Témoignage de Sylvain Lapierre

Car Dieu a tant aimé le monde qu’il a donné son Fils unique, afin que quiconque croit en lui ne périsse point, mais qu’il ait la vie éternelle.

Jn 3, 16

Je me présente devant vous aujourd’hui en tant que pécheur, en tant que pécheur pardonné. Oui je suis pardonné parce que j’ai cru. J’ai cru en qui ? En Christ, le Verbe fait chair, La Parole faite chair. J’ai cru en quoi ? J’ai cru qu’il est la vérité et qu’il a prié afin que nous soyons consacrés dans cette vérité :

Ils ne sont pas du monde, tout comme moi, je ne suis pas du monde. Consacre-les par ta vérité ! Ta parole est vérité. Tout comme tu m’as envoyé dans le monde, je les ai moi aussi envoyés dans le monde, et je me consacre moi-même pour eux afin qu’eux aussi soient consacrés par la vérité.

Jn 17, 16-19

Au verset 17, Jésus demande au Père: « Consacre-les par ta vérité ! Ta parole est la vérité ».

Le mot « consacrer » vient du Grec Agiadzo [hag-ee-ad’-zo], qui veut dire :

1. Séparé des choses profanes et dédié à Dieu

2. Purifier

3. Purifier par expiation : libéré de la culpabilité du péché

4. Purifier l’intérieur par le renouvellement de l’âme

C’est la Parole de Dieu qui m’a ouvert les yeux, c’est sa Parole qui m’a libéré et régénéré, c’est sa Parole qui nous demande de nous séparer de ce qui est ténèbres, c’est sa Parole qui éclaire mon chemin. Elle est cette « véritable lumière qui éclaire tout homme venant dans le monde. » (Jn 1, 9)

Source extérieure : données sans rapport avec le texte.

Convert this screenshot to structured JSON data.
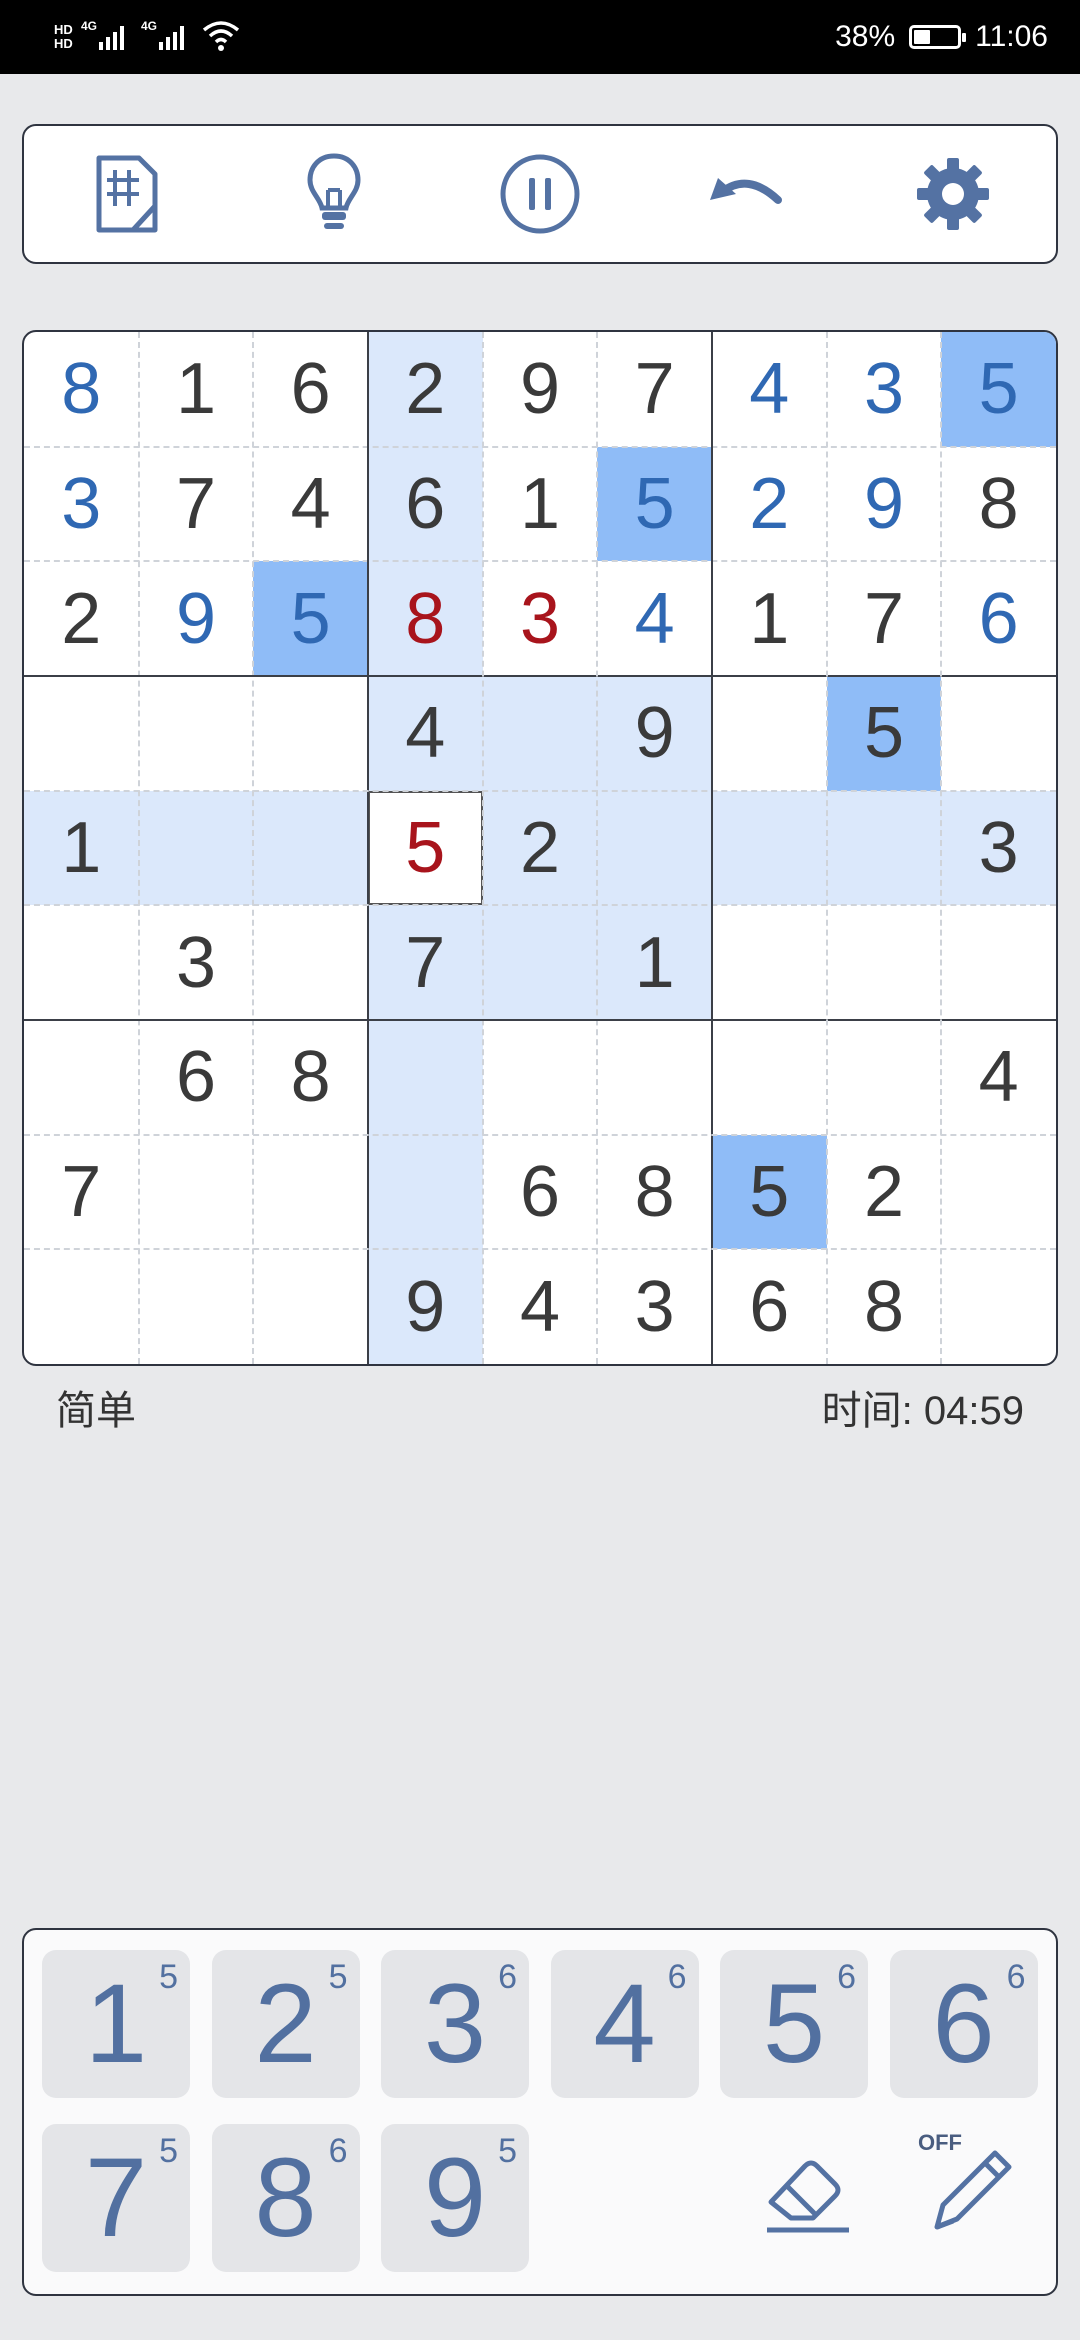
{
  "status_bar": {
    "hd1": "HD",
    "hd2": "HD",
    "net1": "4G",
    "net2": "4G",
    "battery_percent": "38%",
    "battery_level": 0.38,
    "time": "11:06"
  },
  "toolbar": {
    "icons": [
      "notes-grid-icon",
      "hint-bulb-icon",
      "pause-icon",
      "undo-icon",
      "settings-gear-icon"
    ]
  },
  "board": {
    "rows": [
      [
        "8",
        "1",
        "6",
        "2",
        "9",
        "7",
        "4",
        "3",
        "5"
      ],
      [
        "3",
        "7",
        "4",
        "6",
        "1",
        "5",
        "2",
        "9",
        "8"
      ],
      [
        "2",
        "9",
        "5",
        "8",
        "3",
        "4",
        "1",
        "7",
        "6"
      ],
      [
        "",
        "",
        "",
        "4",
        "",
        "9",
        "",
        "5",
        ""
      ],
      [
        "1",
        "",
        "",
        "5",
        "2",
        "",
        "",
        "",
        "3"
      ],
      [
        "",
        "3",
        "",
        "7",
        "",
        "1",
        "",
        "",
        ""
      ],
      [
        "",
        "6",
        "8",
        "",
        "",
        "",
        "",
        "",
        "4"
      ],
      [
        "7",
        "",
        "",
        "",
        "6",
        "8",
        "5",
        "2",
        ""
      ],
      [
        "",
        "",
        "",
        "9",
        "4",
        "3",
        "6",
        "8",
        ""
      ]
    ],
    "styles": [
      [
        "blue",
        "given",
        "given",
        "given",
        "given",
        "given",
        "blue",
        "blue",
        "blue"
      ],
      [
        "blue",
        "given",
        "given",
        "given",
        "given",
        "blue",
        "blue",
        "blue",
        "given"
      ],
      [
        "given",
        "blue",
        "blue",
        "red",
        "red",
        "blue",
        "given",
        "given",
        "blue"
      ],
      [
        "given",
        "given",
        "given",
        "given",
        "given",
        "given",
        "given",
        "given",
        "given"
      ],
      [
        "given",
        "given",
        "given",
        "red",
        "given",
        "given",
        "given",
        "given",
        "given"
      ],
      [
        "given",
        "given",
        "given",
        "given",
        "given",
        "given",
        "given",
        "given",
        "given"
      ],
      [
        "given",
        "given",
        "given",
        "given",
        "given",
        "given",
        "given",
        "given",
        "given"
      ],
      [
        "given",
        "given",
        "given",
        "given",
        "given",
        "given",
        "given",
        "given",
        "given"
      ],
      [
        "given",
        "given",
        "given",
        "given",
        "given",
        "given",
        "given",
        "given",
        "given"
      ]
    ],
    "selected": [
      4,
      3
    ],
    "same_number_cells": [
      [
        0,
        8
      ],
      [
        1,
        5
      ],
      [
        2,
        2
      ],
      [
        3,
        7
      ],
      [
        7,
        6
      ]
    ],
    "colors": {
      "given": "#3a3a3a",
      "user": "#2f68b3",
      "conflict": "#a8141c",
      "highlight": "#dbe8fb",
      "same_number": "#8fbcf7"
    }
  },
  "info": {
    "difficulty": "简单",
    "timer_label": "时间:",
    "timer_value": "04:59"
  },
  "keypad": {
    "keys": [
      {
        "num": "1",
        "count": "5"
      },
      {
        "num": "2",
        "count": "5"
      },
      {
        "num": "3",
        "count": "6"
      },
      {
        "num": "4",
        "count": "6"
      },
      {
        "num": "5",
        "count": "6"
      },
      {
        "num": "6",
        "count": "6"
      },
      {
        "num": "7",
        "count": "5"
      },
      {
        "num": "8",
        "count": "6"
      },
      {
        "num": "9",
        "count": "5"
      }
    ],
    "eraser_icon": "eraser-icon",
    "pencil_icon": "pencil-icon",
    "pencil_state": "OFF"
  }
}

Je suis né au Québec dans une famille catholique pratiquante. Nous étions des « cathos du dimanche » avec des valeurs catholiques. Mon père était un charpentier menuisier qui travaillait durement pour subvenir aux besoins de la famille. Par manque de travail local, il partait au loin pendant des mois, jusqu’à six mois consécutifs. Ma mère gérait la maison, du mieux qu’elle le pouvait, pendant les périodes d’absence du paternel. Mes parents vivaient leur propre expérience de couple, de famille, de labeur. C’était difficile par moments, plus heureux à d’autres moments. J’étais le dernier de 5 enfants. Avec leurs lots de problèmes, les enfants grandissaient en faisant aussi leurs propres expériences, avec les blessures que la vie leur infligeait : drogue, vol, avortement, départ de la maison, alcool etc…, bref, tout ce qu’une famille pouvait vivre. Nous étions également entourés d’amis et de prêtres de la paroisse qui venaient de temps à autre, car la maison était ouverte à tous. Nous vivions notre foi comme la plupart des gens de notre époque : chacun faisait de son mieux pour réussir sa vie avec le moins possible de coup et blessures, avec un fond de religion catholique, la messe le dimanche et la prière du chapelet lorsque nous étions petits…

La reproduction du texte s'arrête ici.